[PATCH v9 21/22] KVM: nVMX: Guard SHADOW_FIELD_R[OW] macros with VMX feature checks

Xin Li (Intel) posted 22 patches 1 month, 2 weeks ago
[PATCH v9 21/22] KVM: nVMX: Guard SHADOW_FIELD_R[OW] macros with VMX feature checks
Posted by Xin Li (Intel) 1 month, 2 weeks ago
From: Xin Li <xin3.li@intel.com>

Add VMX feature checks to the SHADOW_FIELD_R[OW] macros to prevent access
to VMCS fields that may be unsupported on some CPUs.
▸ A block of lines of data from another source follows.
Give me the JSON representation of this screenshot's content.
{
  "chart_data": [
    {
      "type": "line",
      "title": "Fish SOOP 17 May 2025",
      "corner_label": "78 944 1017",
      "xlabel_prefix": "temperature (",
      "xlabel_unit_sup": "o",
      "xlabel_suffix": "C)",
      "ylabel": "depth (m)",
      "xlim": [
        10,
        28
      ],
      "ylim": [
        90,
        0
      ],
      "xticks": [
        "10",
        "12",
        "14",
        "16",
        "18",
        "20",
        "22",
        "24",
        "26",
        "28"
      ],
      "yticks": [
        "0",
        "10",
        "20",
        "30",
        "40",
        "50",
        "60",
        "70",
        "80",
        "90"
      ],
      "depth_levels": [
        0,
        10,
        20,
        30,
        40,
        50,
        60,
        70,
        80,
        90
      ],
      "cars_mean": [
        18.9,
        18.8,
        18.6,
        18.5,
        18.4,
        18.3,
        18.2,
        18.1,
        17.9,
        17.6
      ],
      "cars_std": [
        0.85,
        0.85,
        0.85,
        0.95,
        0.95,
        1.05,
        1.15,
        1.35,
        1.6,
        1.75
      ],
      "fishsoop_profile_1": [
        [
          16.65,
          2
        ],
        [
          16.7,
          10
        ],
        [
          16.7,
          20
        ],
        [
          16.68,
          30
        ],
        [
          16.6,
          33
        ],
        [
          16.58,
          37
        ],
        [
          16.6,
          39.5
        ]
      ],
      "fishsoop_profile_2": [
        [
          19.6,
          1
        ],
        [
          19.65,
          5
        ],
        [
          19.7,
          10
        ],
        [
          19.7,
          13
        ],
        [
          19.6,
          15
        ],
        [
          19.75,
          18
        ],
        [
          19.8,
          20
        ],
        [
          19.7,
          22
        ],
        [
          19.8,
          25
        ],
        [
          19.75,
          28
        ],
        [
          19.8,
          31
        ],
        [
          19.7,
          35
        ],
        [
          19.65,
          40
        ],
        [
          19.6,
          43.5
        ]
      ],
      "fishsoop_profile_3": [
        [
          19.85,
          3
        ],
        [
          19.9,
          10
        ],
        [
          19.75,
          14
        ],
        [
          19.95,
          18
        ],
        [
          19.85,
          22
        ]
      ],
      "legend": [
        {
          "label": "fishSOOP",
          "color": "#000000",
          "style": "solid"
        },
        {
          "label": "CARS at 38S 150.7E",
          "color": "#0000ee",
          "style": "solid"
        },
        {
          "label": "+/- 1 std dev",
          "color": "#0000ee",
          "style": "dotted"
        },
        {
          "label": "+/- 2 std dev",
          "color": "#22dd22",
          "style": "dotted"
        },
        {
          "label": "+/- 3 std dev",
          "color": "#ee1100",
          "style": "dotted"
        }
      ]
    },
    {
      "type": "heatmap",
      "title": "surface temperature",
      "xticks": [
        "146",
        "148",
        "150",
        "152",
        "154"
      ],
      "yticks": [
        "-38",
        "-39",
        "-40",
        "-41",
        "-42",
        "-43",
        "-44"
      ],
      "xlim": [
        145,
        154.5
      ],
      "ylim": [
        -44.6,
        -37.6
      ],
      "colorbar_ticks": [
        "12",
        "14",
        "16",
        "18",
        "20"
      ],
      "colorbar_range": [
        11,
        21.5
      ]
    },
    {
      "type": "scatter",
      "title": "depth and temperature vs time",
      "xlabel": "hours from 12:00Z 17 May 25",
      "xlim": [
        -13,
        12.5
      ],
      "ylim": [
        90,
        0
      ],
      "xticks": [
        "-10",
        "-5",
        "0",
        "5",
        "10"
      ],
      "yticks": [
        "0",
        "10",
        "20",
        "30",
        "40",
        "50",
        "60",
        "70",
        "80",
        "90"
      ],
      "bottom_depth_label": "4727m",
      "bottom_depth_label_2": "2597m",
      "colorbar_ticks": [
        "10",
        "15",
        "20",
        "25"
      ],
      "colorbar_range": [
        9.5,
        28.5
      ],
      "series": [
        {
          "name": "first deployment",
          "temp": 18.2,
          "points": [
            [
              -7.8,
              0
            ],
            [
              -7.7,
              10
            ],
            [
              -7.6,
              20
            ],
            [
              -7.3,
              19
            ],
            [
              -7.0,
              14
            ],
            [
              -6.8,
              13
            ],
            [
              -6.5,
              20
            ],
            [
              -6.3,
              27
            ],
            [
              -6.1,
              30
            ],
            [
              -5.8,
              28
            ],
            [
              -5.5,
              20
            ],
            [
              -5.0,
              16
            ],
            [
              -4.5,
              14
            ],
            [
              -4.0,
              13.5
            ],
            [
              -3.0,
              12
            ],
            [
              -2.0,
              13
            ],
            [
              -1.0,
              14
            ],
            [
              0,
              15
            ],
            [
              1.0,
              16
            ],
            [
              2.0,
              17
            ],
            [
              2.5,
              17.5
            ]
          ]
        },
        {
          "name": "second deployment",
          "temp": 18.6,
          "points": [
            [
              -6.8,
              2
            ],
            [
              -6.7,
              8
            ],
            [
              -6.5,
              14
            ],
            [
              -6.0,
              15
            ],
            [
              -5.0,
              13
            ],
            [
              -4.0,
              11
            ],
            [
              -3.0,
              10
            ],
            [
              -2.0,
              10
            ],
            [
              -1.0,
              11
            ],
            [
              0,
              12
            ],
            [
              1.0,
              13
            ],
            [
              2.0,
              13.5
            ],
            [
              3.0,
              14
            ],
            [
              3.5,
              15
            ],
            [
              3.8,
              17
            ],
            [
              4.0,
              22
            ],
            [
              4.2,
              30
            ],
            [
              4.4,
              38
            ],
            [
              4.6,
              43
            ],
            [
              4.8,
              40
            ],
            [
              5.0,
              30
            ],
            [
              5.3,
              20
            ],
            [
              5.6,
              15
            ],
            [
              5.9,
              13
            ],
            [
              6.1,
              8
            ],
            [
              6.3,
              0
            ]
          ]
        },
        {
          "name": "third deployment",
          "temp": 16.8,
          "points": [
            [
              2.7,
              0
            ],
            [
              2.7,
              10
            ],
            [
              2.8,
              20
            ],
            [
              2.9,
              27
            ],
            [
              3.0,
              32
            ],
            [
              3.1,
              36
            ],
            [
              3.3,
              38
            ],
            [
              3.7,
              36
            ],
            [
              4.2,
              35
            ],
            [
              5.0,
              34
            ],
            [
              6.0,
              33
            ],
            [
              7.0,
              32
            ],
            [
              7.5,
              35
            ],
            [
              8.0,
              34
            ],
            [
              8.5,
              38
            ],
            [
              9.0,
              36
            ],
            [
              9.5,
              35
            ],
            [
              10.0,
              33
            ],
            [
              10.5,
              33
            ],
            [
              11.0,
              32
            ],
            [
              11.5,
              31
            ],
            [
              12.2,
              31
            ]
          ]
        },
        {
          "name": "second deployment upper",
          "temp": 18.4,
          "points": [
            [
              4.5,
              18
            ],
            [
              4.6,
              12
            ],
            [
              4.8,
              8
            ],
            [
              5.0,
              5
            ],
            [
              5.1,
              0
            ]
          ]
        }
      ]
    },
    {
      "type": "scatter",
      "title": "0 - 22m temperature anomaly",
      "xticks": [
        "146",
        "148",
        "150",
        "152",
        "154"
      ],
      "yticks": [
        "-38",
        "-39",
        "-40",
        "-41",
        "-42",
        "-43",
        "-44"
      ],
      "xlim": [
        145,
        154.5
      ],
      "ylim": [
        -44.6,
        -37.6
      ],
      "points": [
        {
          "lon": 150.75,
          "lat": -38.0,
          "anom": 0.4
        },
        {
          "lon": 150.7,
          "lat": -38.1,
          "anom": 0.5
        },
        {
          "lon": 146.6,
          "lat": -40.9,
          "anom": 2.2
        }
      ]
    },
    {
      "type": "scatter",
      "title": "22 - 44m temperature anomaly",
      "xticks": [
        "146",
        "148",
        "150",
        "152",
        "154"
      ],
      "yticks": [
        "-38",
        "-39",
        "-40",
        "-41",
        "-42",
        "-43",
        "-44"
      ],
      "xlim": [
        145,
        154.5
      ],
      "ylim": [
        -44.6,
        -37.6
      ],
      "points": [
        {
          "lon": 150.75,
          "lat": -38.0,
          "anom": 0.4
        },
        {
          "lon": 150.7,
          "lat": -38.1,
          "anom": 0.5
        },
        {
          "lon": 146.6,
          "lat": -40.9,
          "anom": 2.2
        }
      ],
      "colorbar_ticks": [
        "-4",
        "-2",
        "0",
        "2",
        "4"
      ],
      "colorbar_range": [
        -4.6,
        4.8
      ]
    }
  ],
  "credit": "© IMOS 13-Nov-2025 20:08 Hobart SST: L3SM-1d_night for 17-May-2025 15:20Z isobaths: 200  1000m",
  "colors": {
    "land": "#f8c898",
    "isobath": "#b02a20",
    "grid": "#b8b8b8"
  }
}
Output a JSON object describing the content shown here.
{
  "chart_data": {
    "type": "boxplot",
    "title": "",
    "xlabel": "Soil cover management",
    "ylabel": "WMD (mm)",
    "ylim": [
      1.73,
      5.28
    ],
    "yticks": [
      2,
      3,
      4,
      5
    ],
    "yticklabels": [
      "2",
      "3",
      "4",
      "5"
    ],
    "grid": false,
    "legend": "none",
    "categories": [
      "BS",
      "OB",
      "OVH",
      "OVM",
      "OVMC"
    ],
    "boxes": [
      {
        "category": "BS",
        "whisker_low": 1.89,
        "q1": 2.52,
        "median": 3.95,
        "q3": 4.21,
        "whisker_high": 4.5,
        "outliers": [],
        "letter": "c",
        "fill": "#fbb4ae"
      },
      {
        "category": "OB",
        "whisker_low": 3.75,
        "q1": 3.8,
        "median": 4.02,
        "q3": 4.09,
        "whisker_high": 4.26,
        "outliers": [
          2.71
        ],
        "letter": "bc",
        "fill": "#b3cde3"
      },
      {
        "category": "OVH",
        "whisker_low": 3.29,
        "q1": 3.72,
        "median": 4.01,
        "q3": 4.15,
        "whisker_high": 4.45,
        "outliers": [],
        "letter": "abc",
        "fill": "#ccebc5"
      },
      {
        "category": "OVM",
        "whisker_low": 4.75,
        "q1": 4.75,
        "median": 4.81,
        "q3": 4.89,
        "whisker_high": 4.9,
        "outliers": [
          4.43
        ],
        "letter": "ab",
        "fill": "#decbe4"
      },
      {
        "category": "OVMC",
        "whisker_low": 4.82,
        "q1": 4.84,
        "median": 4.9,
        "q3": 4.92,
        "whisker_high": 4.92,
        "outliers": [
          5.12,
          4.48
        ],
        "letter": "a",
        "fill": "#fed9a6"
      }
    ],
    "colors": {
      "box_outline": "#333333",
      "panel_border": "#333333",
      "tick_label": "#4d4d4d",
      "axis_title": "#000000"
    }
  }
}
Functions like copy_shadow_to_vmcs12() and copy_vmcs12_to_shadow() access
VMCS fields that may not exist on certain hardware, such as
INJECTED_EVENT_DATA.  To avoid VMREAD/VMWRITE warnings, skip syncing fields
tied to unsupported VMX features.

Signed-off-by: Xin Li <xin3.li@intel.com>
Signed-off-by: Xin Li (Intel) <xin@zytor.com>
Tested-by: Shan Kang <shan.kang@intel.com>
Tested-by: Xuelian Guo <xuelian.guo@intel.com>
---

Change in v5:
* Add TB from Xuelian Guo.

Change since v2:
* Add __SHADOW_FIELD_R[OW] for better readability or maintability (Sean).
---
 arch/x86/kvm/vmx/nested.c             | 79 +++++++++++++++++++--------
 arch/x86/kvm/vmx/vmcs_shadow_fields.h | 41 +++++++++-----
 2 files changed, 83 insertions(+), 37 deletions(-)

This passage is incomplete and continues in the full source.